I came across a clipping yesterday, from The Leader of Jan. 18, 1879, noting that this magnificent Italianate structure --- the second of three incarnations of Chariton's Columbus School --- had just opened to students, homeless since its predecessor burned, most likely because of a faulty flue, during October of 1877.
That building, a massive and astonishingly ugly slab of brick constructed during 1868 on a hilltop southwest of the square that previously had served as the city cemetery, had been the Chariton's pride and joy. It's demise finally convinced city fathers (mothers, of course, hadn't been consulted) that Chariton needed a volunteer fire department, duly organized on Dec. 5, 1877.
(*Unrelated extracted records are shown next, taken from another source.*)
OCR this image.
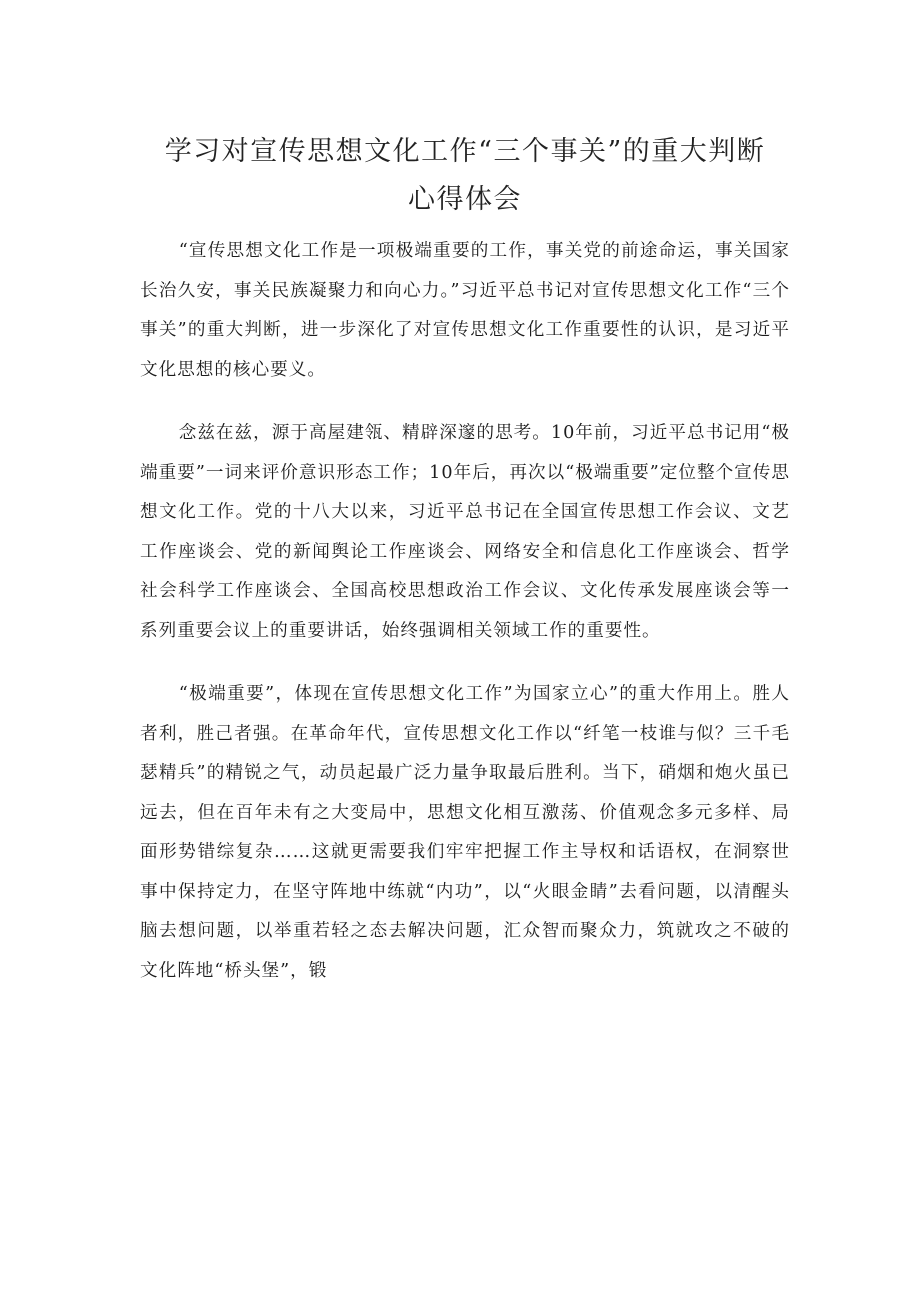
学习对宣传思想文化工作“三个事关”的重大判断
心得体会

“宣传思想文化工作是一项极端重要的工作，事关党的前途命运，事关国家长治久安，事关民族凝聚力和向心力。”习近平总书记对宣传思想文化工作“三个事关”的重大判断，进一步深化了对宣传思想文化工作重要性的认识，是习近平文化思想的核心要义。

念兹在兹，源于高屋建瓴、精辟深邃的思考。10年前，习近平总书记用“极端重要”一词来评价意识形态工作；10年后，再次以“极端重要”定位整个宣传思想文化工作。党的十八大以来，习近平总书记在全国宣传思想工作会议、文艺工作座谈会、党的新闻舆论工作座谈会、网络安全和信息化工作座谈会、哲学社会科学工作座谈会、全国高校思想政治工作会议、文化传承发展座谈会等一系列重要会议上的重要讲话，始终强调相关领域工作的重要性。

“极端重要”，体现在宣传思想文化工作”为国家立心”的重大作用上。胜人者利，胜己者强。在革命年代，宣传思想文化工作以“纤笔一枝谁与似？三千毛瑟精兵”的精锐之气，动员起最广泛力量争取最后胜利。当下，硝烟和炮火虽已远去，但在百年未有之大变局中，思想文化相互激荡、价值观念多元多样、局面形势错综复杂……这就更需要我们牢牢把握工作主导权和话语权，在洞察世事中保持定力，在坚守阵地中练就“内功”，以“火眼金睛”去看问题，以清醒头脑去想问题，以举重若轻之态去解决问题，汇众智而聚众力，筑就攻之不破的文化阵地“桥头堡”，锻
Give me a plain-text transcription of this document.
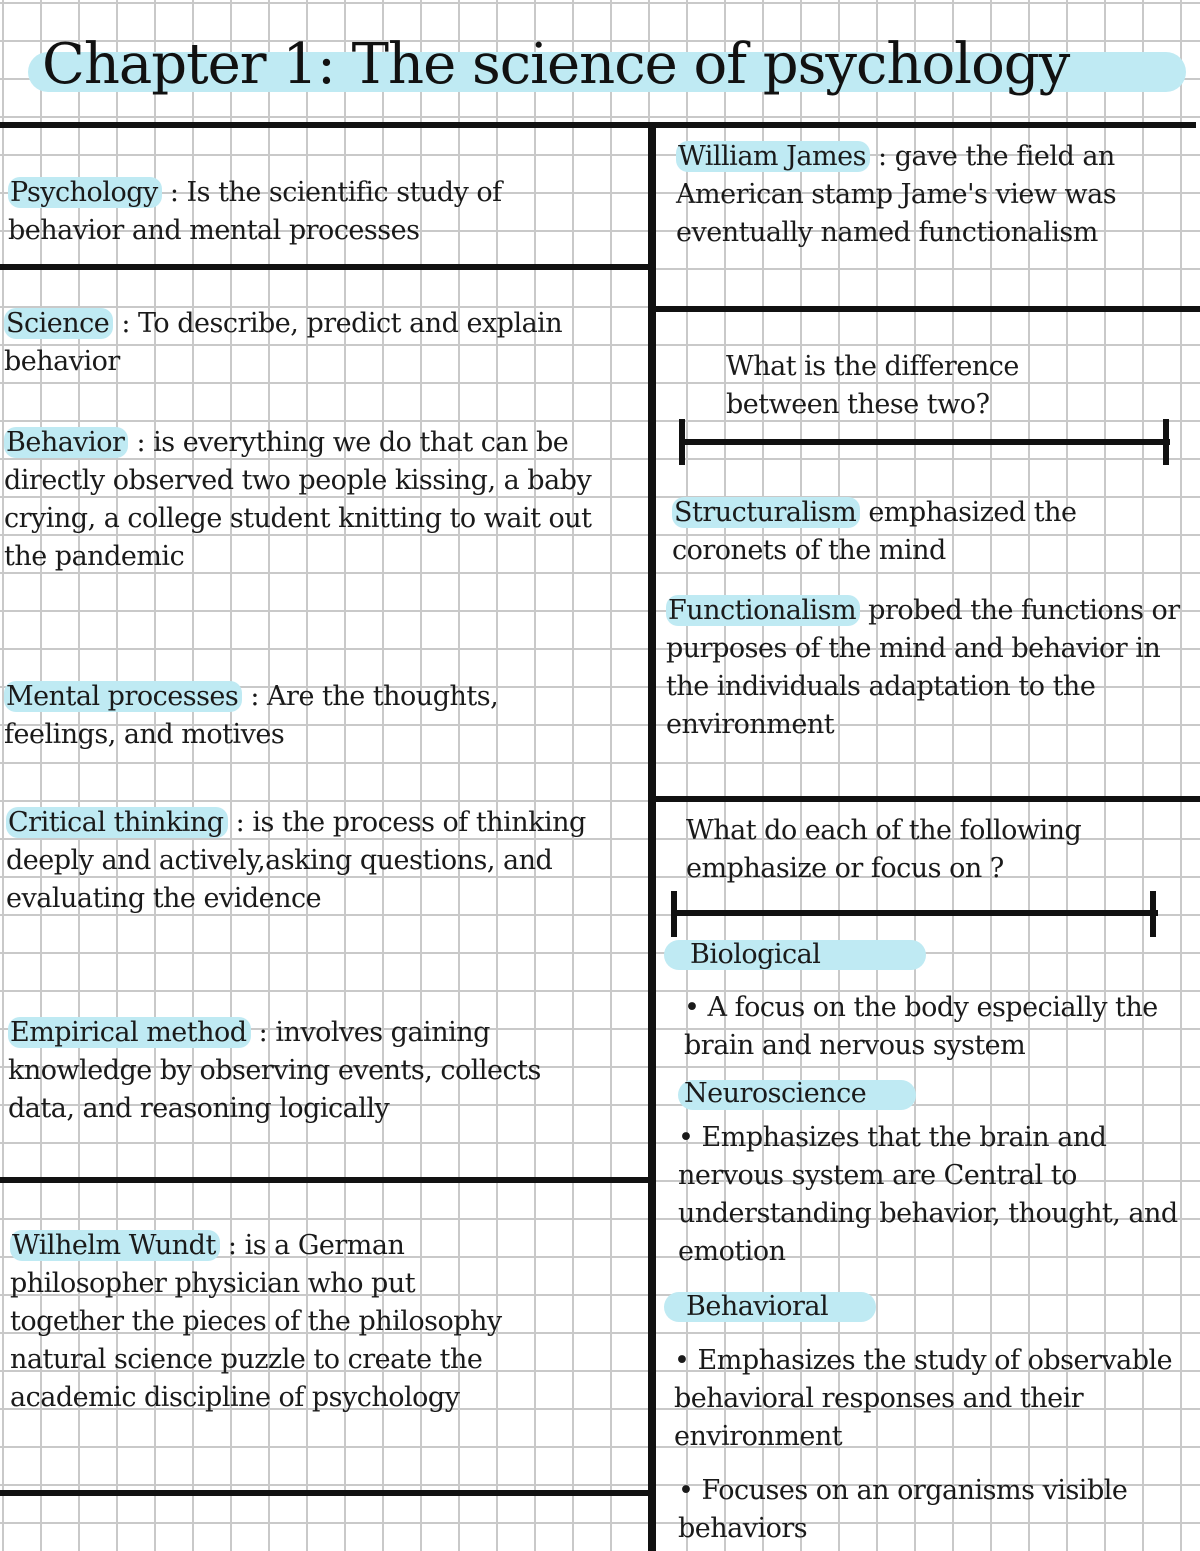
Chapter 1: The science of psychology
Psychology : Is the scientific study of behavior and mental processes
Science : To describe, predict and explain behavior
Behavior : is everything we do that can be directly observed two people kissing, a baby crying, a college student knitting to wait out the pandemic
Mental processes : Are the thoughts, feelings, and motives
Critical thinking : is the process of thinking deeply and actively,asking questions, and evaluating the evidence
Empirical method : involves gaining knowledge by observing events, collects data, and reasoning logically
Wilhelm Wundt : is a German philosopher physician who put together the pieces of the philosophy natural science puzzle to create the academic discipline of psychology
William James : gave the field an American stamp Jame's view was eventually named functionalism
What is the difference between these two?
Structuralism emphasized the coronets of the mind
Functionalism probed the functions or purposes of the mind and behavior in the individuals adaptation to the environment
What do each of the following emphasize or focus on ?
Biological
• A focus on the body especially the brain and nervous system
Neuroscience
• Emphasizes that the brain and nervous system are Central to understanding behavior, thought, and emotion
Behavioral
• Emphasizes the study of observable behavioral responses and their environment
• Focuses on an organisms visible behaviors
The bell tower of the 1868 building had survived and as the shell was taken down, the bell was removed --- intact but badly damaged by the intense heat of the blaze. Arranged within a temporary cage, it still was in use when the new building opened as that Leader report makes clear:
"The new school house on the site of the old burnt one was thrown open on Monday for the schools. The old bell that went through the fire still swings to and fro, but it's music's not the same, dear Tom, t'was a year or two ago. The peculiar way in which it is rung, coupled with its hideous sound, reminds us of a dismal death bell on a stormy day."
Before long, however, a new bell --- dated 1878 and cast by L.M. Rumsey & Co. in St. Louis, arrived and was hoisted into the tower of the new building.
That bell, in as good a shape as it was nearly 150 years ago, now sits on a plinth in front of the third edition of Columbus School. It was retired during 1964 when the new Columbus opened and the old Columbus was torn down, but the clapper has been removed for security reasons and is stored inside. So the bell is silent.
The name "Columbus," by the way, didn't come along until 1892. The building (and its predecessor) had previously been known simply as the "South School."
But overcome by nationwide excitement centered on the 400th anniversary of Christopher Columbus's arrival in the Americas, those city fathers (again) decided to name the building in the explorer's honor. And thus it has been ever since.